Était-ce bien la seule raison – ce voisinage de la Landehue – qui l’empêcha, durant deux semaines, de revoir Mélie Rainette ? Hélas ! non. Il s’accusait lui-même d’ingratitude, il se reprochait chaque jour de n’avoir point encore donné à cette fille malheureuse, délaissée à cause de lui, le moindre signe de souvenir, l’aumône d’un mot reconnaissant. Et cependant il n’allait pas à elle. Il avait peur du secret autrefois confié à la tisserande, et dont peut-être elle triompherait maintenant. « Qu’est devenue Madeleine Laubriet ? dirait-elle ; mon pauvre ami, elle est mariée… » Il croyait entendre la raillerie vengeresse de Mélie, dont l’amitié – il appelait ainsi le dévouement que la jeune fille lui avait montré – s’était probablement aigrie dans l’abandon et la misère.

En vérité, si grand philosophe qu’il fût, il jugeait bien mal un tel amour et une telle femme !

Il surmonta enfin ses hésitations, et se dirigea une après-midi vers le bourg, par le sentier qui longeait le courtil. Quand il arriva près de la barrière du jardin, Mélie Rainette était dehors, faisant mine de sarcler de mauvaises herbes. Peut-être depuis quinze jours travaillait-elle ainsi, de longues heures, dans l’attente d’une visite qu’il lui devait si bien ! Il fut frappé de sa pâleur et de l’air de dignité un peu dédaigneuse qu’elle avait. Elle lui parut semblable à ces madones aux yeux cerclés de brun, trop grands pour l’ovale aminci du visage, qu’il avait vues, signées d’un nom célèbre, aux expositions de peinture de Paris.

En le voyant, elle n’eut aucune surprise, et vint à lui, avant qu’il ouvrît la claie pour entrer. Mieux valait qu’il demeurât de l’autre côté, comme un passant, puisque le bourg était si méchant pour elle. Il comprit, et, immobile, la regarda s’avancer. Elle portait une bien pauvre robe usée, Mélie à qui la toilette allait si bien jadis ; elle avait aux pieds de gros sabots. C’était presque une pauvresse.

Elle s’arrêta, appuyée sur le manche de sa bêchette.

– Vous passiez donc ? dit-elle tristement.

– Non, je viens vous voir. J’aurais dû venir plus tôt, je le sais…

– Vous ne me deviez rien, interrompit-elle, ne vous excusez pas.
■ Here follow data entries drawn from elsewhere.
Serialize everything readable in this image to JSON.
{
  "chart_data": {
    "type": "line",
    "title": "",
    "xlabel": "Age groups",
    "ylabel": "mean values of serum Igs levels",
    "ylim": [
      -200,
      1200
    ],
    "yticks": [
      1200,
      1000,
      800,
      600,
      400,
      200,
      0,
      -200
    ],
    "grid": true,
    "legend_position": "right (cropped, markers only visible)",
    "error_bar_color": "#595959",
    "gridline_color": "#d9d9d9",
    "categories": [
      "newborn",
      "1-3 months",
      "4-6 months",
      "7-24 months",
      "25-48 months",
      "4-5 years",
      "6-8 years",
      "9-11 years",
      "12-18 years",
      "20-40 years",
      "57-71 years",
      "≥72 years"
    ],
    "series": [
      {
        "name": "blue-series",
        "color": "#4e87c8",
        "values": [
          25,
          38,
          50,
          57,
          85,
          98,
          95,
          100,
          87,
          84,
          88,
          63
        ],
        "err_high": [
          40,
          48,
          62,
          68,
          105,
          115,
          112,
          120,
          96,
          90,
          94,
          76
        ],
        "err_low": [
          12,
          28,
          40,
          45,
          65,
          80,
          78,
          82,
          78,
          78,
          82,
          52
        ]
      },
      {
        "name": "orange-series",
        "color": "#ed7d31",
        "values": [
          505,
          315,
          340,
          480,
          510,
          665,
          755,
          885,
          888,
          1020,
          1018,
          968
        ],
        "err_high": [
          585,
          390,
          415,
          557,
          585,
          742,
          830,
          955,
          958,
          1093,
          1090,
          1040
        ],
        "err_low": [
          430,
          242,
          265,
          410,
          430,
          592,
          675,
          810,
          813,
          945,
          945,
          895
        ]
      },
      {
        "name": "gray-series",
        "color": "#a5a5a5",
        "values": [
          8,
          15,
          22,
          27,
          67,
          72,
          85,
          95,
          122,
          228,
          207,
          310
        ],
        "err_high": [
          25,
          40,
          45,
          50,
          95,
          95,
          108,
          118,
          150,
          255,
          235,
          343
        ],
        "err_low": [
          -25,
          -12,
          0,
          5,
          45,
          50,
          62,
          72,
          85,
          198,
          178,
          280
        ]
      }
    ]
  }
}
Vous avez été malade ?

– Oui.

– Le chagrin, sans doute ? Mon pauvre Pierre, quand j’ai appris que mademoiselle Madeleine se mariait, si vous saviez comme je me suis inquiétée pour vous !

Elle ne se moquait pas. Loin de là. Elle avait un regard si bon et si amical, que Pierre fut tout ému de sa pitié. Il céda au plaisir amer de ceux qui souffrent, et qui aiment à parler de leur mal.

– Si vous saviez, dit-il, ce que c’est que d’aimer et de se sentir tout à coup méprisé, rejeté comme je l’ai été !

– Oui, tout le cœur s’en brise, n’est-ce pas ?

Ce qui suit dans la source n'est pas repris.